Par l'esprit, elle l'avait à nouveau amené dans cette pièce blanche. Reid ne lui laissa pas le temps de débuter cette conversation, il voulait éviter de se laisser embobiner ; cette femme était une manipulatrice née. Le jeune homme préférait directement lui poser la question :

-Bien. Ce sera quoi, cette fois ?

Elle lui sourit.

-Tu ne perds pas de temps, remarqua-t-elle surprise.

Reid ne fit aucun effort pour retenir le soupir qui lui échappa. Cela faisait plusieurs mois qu'il la connaissait maintenant ; elle ne lui faisait plus peur. En tout cas plus autant qu'avant. Il restait tout de même sur ses gardes ; malgré tout, elle était sans aucun doute l'un des êtres les plus dangereux qu'il puisse exister.

-Il y a bien une chose que je voudrais, reprit-elle. Mais pour l'instant, ni toi ni moi ne serions capables de nous en emparer.

Le jeune homme la fixa curieusement ; il avait du mal à comprendre où elle voulait en venir. Ce qui, en réalité, n'était ni nouveau ni surprenant. Souvent, ce qu'elle lui disait n'avait que très peu de sens, voir aucun pour lui.

-Est-ce qu'il serait possible d'en venir aux faits ? Demanda-t-il, déjà exaspéré. Vous voulez quoi, au juste ?

La femme en noir laissa échapper un éclat de rire.

-Ah Reid ! Toujours aussi direct. Détends-toi, et ne te mets pas dans tous tes états.

-Oui, eh bien ; la journée a été longue.

L'elysienne sembla reprendre contenance. Elle s'éclaircit la voix et s'expliqua.
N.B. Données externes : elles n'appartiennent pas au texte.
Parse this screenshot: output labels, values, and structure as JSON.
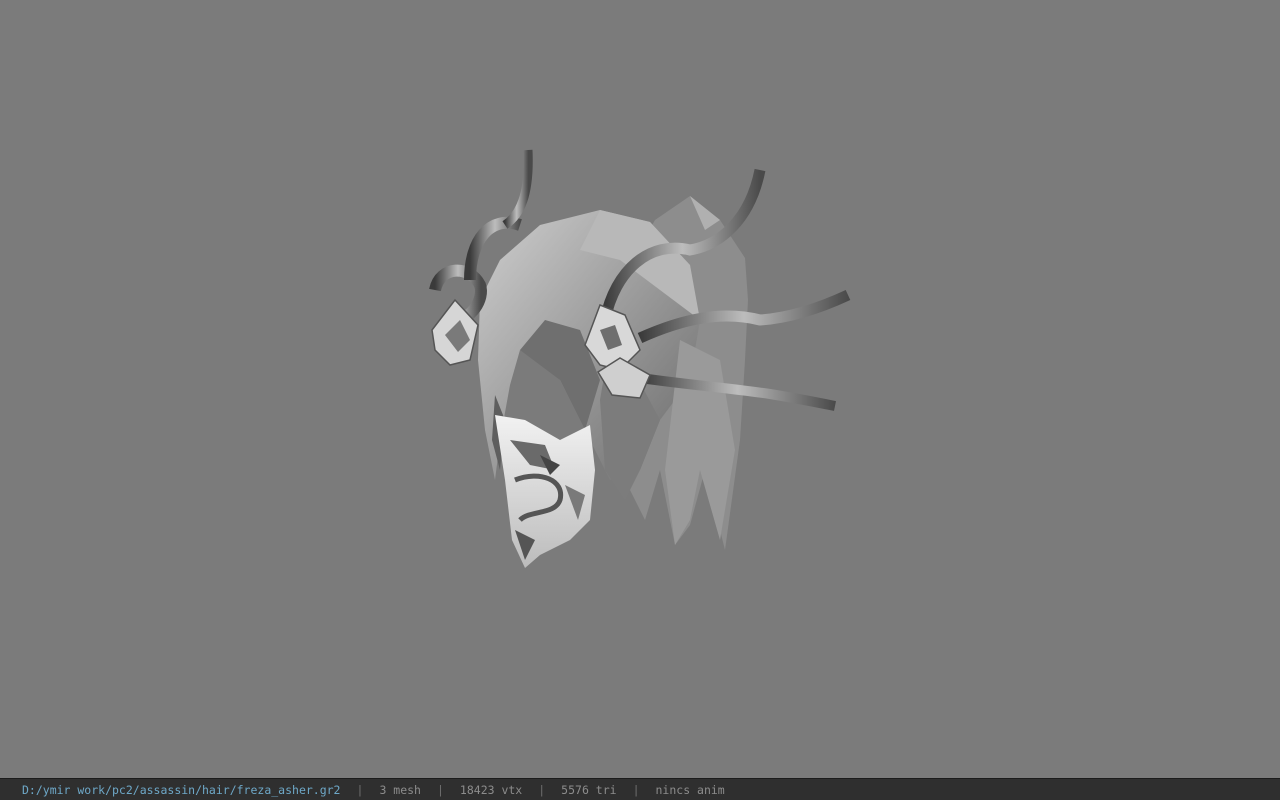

-Tu me connais assez maintenant pour savoir que tu me dois un service après que je t'ai apporté mon aide. Même si tu ne m'as rien demandé, ajouta-t-elle. Je t'aide si je le veux, quand je le veux.

Il avait bien compris entre-temps que tout cela ne relevait quasiment que d'un jeu pour elle. Elle était extrêmement puissante, et il avait bien de la chance de l'avoir plutôt de son côté. Même s'il ne savait pas pourquoi.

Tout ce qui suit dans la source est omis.